Stonehenge has attracted some very prominent committers so far, Kamajit Bath, a Principal Program Manager in the Interoperability Technical Strategy Team and the lead for Microsoft's participation in Stonehenge, says in a recent blog post.

"I hope that the momentum will be sustained, and I am looking forward to seeing code contributions from other folks and seeing the StockTrader sample application enhanced with new features. I also hope that new sample applications will be developed to cover other areas of the WS-* standards that are not best represented by the StockTrader application. I look forward to participating in this discussion with the Stonehenge community," he says.

There are three Microsoft committers on the Stonehenge incubator project: Greg Leake, who wrote the original StockTrader application; Drew Baird, who worked to get it ready for contribution to Stonehenge; and Mike Champion, who will play an active role in this effort.

In a recent blog post, Champion says Microsoft have heard from customers that they want sample applications based on real-world scenarios and challenges, as these will help them realize the potential of these technologies that have been developed and standardized for the last 8 years or so.

The initial response from the Apache community has also been quite favorable, and "I have a personal commitment to invest in helping make Stonehenge a success, and look forward to digging in," he says.

Champion also notes that Stonehenge is being championed by Paul Fremantle, co-founder and CTO of WSO2, "which has been a great partner in helping to improve and demonstrate the interoperability of the WS-* standards across platforms."

He cites, as an example of this, TechEd 2008, where Jonathan Marsh of WSO2 and Greg Leake of Microsoft demonstrated how separate WSO2 and Microsoft components implementing a mutlti-tier stock trading application can interoperate and be substituted for one another, he says in the blog. 

StockTrader is also just the starting point for the broader goals of Stonehenge, which aims to develop a set of sample applications to demonstrate seamless interoperability across multiple underlying platform technologies by using currently defined W3C and OASIS standard protocols.

Stonehenge can also help wire up the ‘last mile' between the standardized web servicesinfrastructure that is now implemented across key platforms, and a new generation of service oriented applications that will span them, he says.

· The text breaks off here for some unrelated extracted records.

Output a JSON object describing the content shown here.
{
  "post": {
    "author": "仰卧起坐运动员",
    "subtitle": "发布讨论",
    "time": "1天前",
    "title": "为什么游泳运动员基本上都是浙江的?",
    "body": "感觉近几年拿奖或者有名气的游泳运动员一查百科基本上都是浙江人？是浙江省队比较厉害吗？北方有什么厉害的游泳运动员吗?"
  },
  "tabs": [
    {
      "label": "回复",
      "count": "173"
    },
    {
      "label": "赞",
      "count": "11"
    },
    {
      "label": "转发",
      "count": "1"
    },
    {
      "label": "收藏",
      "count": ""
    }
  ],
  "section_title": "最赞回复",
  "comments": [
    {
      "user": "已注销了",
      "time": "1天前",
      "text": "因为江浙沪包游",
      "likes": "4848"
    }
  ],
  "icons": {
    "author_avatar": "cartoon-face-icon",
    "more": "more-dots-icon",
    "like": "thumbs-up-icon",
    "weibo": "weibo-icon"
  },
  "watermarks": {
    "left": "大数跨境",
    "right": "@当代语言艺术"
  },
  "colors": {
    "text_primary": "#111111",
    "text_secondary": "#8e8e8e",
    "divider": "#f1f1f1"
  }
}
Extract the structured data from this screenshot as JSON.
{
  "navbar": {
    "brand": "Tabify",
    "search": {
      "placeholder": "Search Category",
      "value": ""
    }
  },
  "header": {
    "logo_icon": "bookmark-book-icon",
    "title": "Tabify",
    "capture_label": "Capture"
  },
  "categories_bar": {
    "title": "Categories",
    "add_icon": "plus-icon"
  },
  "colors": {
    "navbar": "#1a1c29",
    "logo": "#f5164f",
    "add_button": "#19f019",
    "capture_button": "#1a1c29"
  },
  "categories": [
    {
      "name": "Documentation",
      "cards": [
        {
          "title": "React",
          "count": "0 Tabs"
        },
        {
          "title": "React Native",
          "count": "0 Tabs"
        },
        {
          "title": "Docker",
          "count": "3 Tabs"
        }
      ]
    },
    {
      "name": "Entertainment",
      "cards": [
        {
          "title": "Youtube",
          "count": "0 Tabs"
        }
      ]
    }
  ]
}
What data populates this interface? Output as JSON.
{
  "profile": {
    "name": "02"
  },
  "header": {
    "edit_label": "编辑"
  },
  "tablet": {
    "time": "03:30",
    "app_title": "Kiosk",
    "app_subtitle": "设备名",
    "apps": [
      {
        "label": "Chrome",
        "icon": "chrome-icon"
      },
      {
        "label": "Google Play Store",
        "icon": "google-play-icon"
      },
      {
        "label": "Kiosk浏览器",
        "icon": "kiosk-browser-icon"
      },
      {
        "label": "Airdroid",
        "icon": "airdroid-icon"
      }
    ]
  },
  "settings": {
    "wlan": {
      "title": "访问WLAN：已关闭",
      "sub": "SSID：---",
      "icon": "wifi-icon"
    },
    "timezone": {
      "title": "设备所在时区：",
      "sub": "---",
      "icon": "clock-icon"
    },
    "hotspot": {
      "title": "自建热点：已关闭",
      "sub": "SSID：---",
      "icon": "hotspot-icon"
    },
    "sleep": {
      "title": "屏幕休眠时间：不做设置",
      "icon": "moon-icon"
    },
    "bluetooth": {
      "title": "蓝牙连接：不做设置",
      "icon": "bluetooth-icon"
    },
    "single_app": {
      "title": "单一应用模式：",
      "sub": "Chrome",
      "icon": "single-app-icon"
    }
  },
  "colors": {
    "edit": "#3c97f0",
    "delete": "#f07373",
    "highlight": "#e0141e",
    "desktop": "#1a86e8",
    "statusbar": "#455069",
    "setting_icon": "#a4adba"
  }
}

Existing WS-* interoperability work such of the sort done by WS-I and in our "plugfests" will continue to solidify the platform-level interoperability.  The new work, exemplified by Apache Stonehenge, should attract a wider community of users who can exploit the hard standardization and platform interoperability work without having to wallow in as many nasty details as in the past.

For Bath, projects like Stonehenge are important in enhancing interoperability between different software implementations. While standards organizations do a great job and the roll out of various WS-* standards is a testimonial to the fact that they can work efficiently, interoperability work doesn't stop at the end of the standardization process but, rather, that is where it really starts, he says.